Legal Update

More advice from the IAAF’s legal advice partner, Lawgistics.

Calling time – full or part

Both part time and full time workers who are doing the same or similar work need to be treated the same. As an employer you cannot treat one less favourably than the other.

Part time workers have the right to be treated no differently than colleagues who are full time in a comparable job role. This includes:

  • Same rates of pay
  • Same opportunities to training (don’t exclude part time staff because they simply work part time)
  • Same holiday entitlement based pro rata
  • Treated no different if workers are selected from redundancy
  • Have the same opportunities which are open to full time staff such as career break schemes

As an employer, you will need to provide an objective reason that justifies treating part time staff differently and the reason meets a genuine business need.

If a part time member of staff thinks they are being treated less favourably, and if there is no satisfactory discussion with their supervisor/line manager, they can then ask for a written statement with an explanation of the unfavourable treatment. The response should be within 21 days and if the member of staff is not happy with the reason then they could potentially bring a claim against you in an employment tribunal.
Closing a site and redundancy

When a company has multiple sites and is closing one of them, is it a redundancy situation for the workforce deployed at this site? The established law so far appeared to confirm the simple answer: yes, it is a redundancy situation, unless the employees have a mobility clause in their employment contracts, on which the employer can rely and instruct relocation.

A recent Employment Tribunal case Kellogg Brown & Root (UK) Ltd v Fitton and Ewer the courts added another refinement: it would be open for the courts to look into whether the instruction to relocate issued under the mobility clause was fair. In this case, Mr Fitton and Mr Ewer worked at the site of Kellog in Greenford, Middlesex. The company then closed its site in Greenford and instructed both employees to relocate to its site in Leatherhead, Surrey in pursuance of the mobility clause. Both employees refused and were summarily dismissed for gross misconduct in refusing to obey a lawful instruction.

The Employment Tribunal found, confirmed on appeal, that the instruction to relocate from Greenford to Leatherhead, some 30 miles away, was unreasonable and the dismissal was therefore unfair. The case was decided on its specific facts and the outcome would have been apparently different if both sites had been nearer or in the same locality.
The benefits of benefits

In tough economic times SME’s may seek to find ways in which to cut costs but avoid redundancies. Removal of staff benefits may be seen as a potential money saver; increased pension allowance or private healthcare for example, but is their removal really a good idea, how easy is it to do and what might be the consequences?
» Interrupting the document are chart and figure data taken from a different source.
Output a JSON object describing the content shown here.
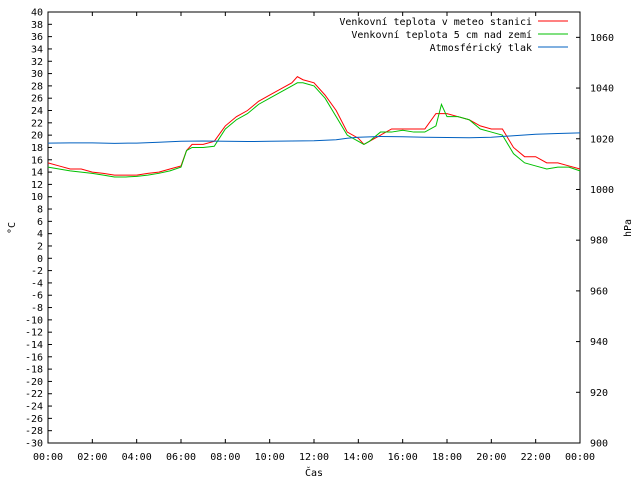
{
  "chart_data": {
    "type": "line",
    "xlabel": "Čas",
    "ylabel": "°C",
    "y2label": "hPa",
    "xlim": [
      0,
      24
    ],
    "ylim": [
      -30,
      40
    ],
    "y2lim": [
      900,
      1070
    ],
    "grid": false,
    "legend_position": "top-right",
    "x_ticks": [
      "00:00",
      "02:00",
      "04:00",
      "06:00",
      "08:00",
      "10:00",
      "12:00",
      "14:00",
      "16:00",
      "18:00",
      "20:00",
      "22:00",
      "00:00"
    ],
    "y_ticks": [
      "-30",
      "-28",
      "-26",
      "-24",
      "-22",
      "-20",
      "-18",
      "-16",
      "-14",
      "-12",
      "-10",
      "-8",
      "-6",
      "-4",
      "-2",
      "0",
      "2",
      "4",
      "6",
      "8",
      "10",
      "12",
      "14",
      "16",
      "18",
      "20",
      "22",
      "24",
      "26",
      "28",
      "30",
      "32",
      "34",
      "36",
      "38",
      "40"
    ],
    "y2_ticks": [
      "900",
      "920",
      "940",
      "960",
      "980",
      "1000",
      "1020",
      "1040",
      "1060"
    ],
    "series": [
      {
        "name": "Venkovní teplota v meteo stanici",
        "color": "#ff0000",
        "axis": "left",
        "x": [
          0,
          0.5,
          1,
          1.5,
          2,
          2.5,
          3,
          3.5,
          4,
          4.5,
          5,
          5.5,
          6,
          6.25,
          6.5,
          7,
          7.5,
          8,
          8.5,
          9,
          9.5,
          10,
          10.5,
          11,
          11.25,
          11.5,
          12,
          12.5,
          13,
          13.5,
          14,
          14.25,
          14.5,
          15,
          15.5,
          16,
          16.5,
          17,
          17.5,
          17.75,
          18,
          18.5,
          19,
          19.5,
          20,
          20.5,
          21,
          21.5,
          22,
          22.5,
          23,
          23.5,
          24
        ],
        "y": [
          15.5,
          15,
          14.5,
          14.5,
          14,
          13.8,
          13.5,
          13.5,
          13.5,
          13.8,
          14,
          14.5,
          15,
          17.5,
          18.5,
          18.5,
          19,
          21.5,
          23,
          24,
          25.5,
          26.5,
          27.5,
          28.5,
          29.5,
          29,
          28.5,
          26.5,
          24,
          20.5,
          19.5,
          18.5,
          19,
          20,
          21,
          21,
          21,
          21,
          23.5,
          23.5,
          23.5,
          23,
          22.5,
          21.5,
          21,
          21,
          18,
          16.5,
          16.5,
          15.5,
          15.5,
          15,
          14.5
        ]
      },
      {
        "name": "Venkovní teplota 5 cm nad zemí",
        "color": "#00c000",
        "axis": "left",
        "x": [
          0,
          0.5,
          1,
          1.5,
          2,
          2.5,
          3,
          3.5,
          4,
          4.5,
          5,
          5.5,
          6,
          6.25,
          6.5,
          7,
          7.5,
          8,
          8.5,
          9,
          9.5,
          10,
          10.5,
          11,
          11.25,
          11.5,
          12,
          12.5,
          13,
          13.5,
          14,
          14.25,
          14.5,
          15,
          15.5,
          16,
          16.5,
          17,
          17.5,
          17.75,
          18,
          18.5,
          19,
          19.5,
          20,
          20.5,
          21,
          21.5,
          22,
          22.5,
          23,
          23.5,
          24
        ],
        "y": [
          14.8,
          14.5,
          14.2,
          14,
          13.8,
          13.5,
          13.2,
          13.2,
          13.3,
          13.5,
          13.8,
          14.2,
          14.8,
          17.5,
          18,
          18,
          18.2,
          21,
          22.5,
          23.5,
          25,
          26,
          27,
          28,
          28.5,
          28.5,
          28,
          26,
          23,
          20,
          19,
          18.5,
          19,
          20.5,
          20.5,
          20.8,
          20.5,
          20.5,
          21.5,
          25,
          23,
          23,
          22.5,
          21,
          20.5,
          20,
          17,
          15.5,
          15,
          14.5,
          14.8,
          14.8,
          14.2
        ]
      },
      {
        "name": "Atmosférický tlak",
        "color": "#0060c0",
        "axis": "right",
        "x": [
          0,
          1,
          2,
          3,
          4,
          5,
          6,
          7,
          8,
          9,
          10,
          11,
          12,
          13,
          13.5,
          14,
          15,
          16,
          17,
          18,
          19,
          20,
          21,
          22,
          23,
          24
        ],
        "y": [
          1018.3,
          1018.4,
          1018.4,
          1018.2,
          1018.3,
          1018.6,
          1019,
          1019.1,
          1019,
          1018.9,
          1019,
          1019.1,
          1019.2,
          1019.6,
          1020.2,
          1020.6,
          1020.9,
          1020.8,
          1020.6,
          1020.5,
          1020.4,
          1020.6,
          1021.2,
          1021.8,
          1022.1,
          1022.3
        ]
      }
    ]
  }
}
From a legal standpoint, the first port of call is the employment contract. If the benefit is included as a contractual term and your employees do not agree to a change, you will have to explore a variation of contract without employee consent which when to the employee’s detriment is likely to invoke a legal challenge and could also be the case in a situation where a benefit is contractual but where the contract includes a “general right to vary” clause as this difficult to rely on when seeking to remove benefits.

If the benefit is not a contractual term you would need to consider whether the benefit has become an implied part of the contract by way of ‘custom and practice’ for example and this means it must be; “reasonable, notorious and certain”.

The fact that a benefit has been granted by an employer for a number of years will not necessarily mean it has become a binding entitlement. Firstly, this is because the term must be known to the workforce so that employees have a reasonable expectation of receiving the benefit. For example, if details of the benefit are published in an easily accessible document such as a staff handbook this might point towards an implied term. However, if information about the benefit is set out in a restricted policy document available only to a small group of management or HR, this would point away from the benefit having become an implied term. Secondly, the employer must have behaved in such a way which suggests it felt a sense of legal obligation to provide the benefit.

From an HR and management standpoint it is important to consider why you offer the benefit and the likely effect of its removal. One aim of reward and pay is to attract, retain and motivate staff and what you lose in staff motivation, loyalty and trust may not be worth the cost of withdrawing the benefit. It is vital to carry out a firm analysis of the potential legal implications and on the impact to business before making any decisions.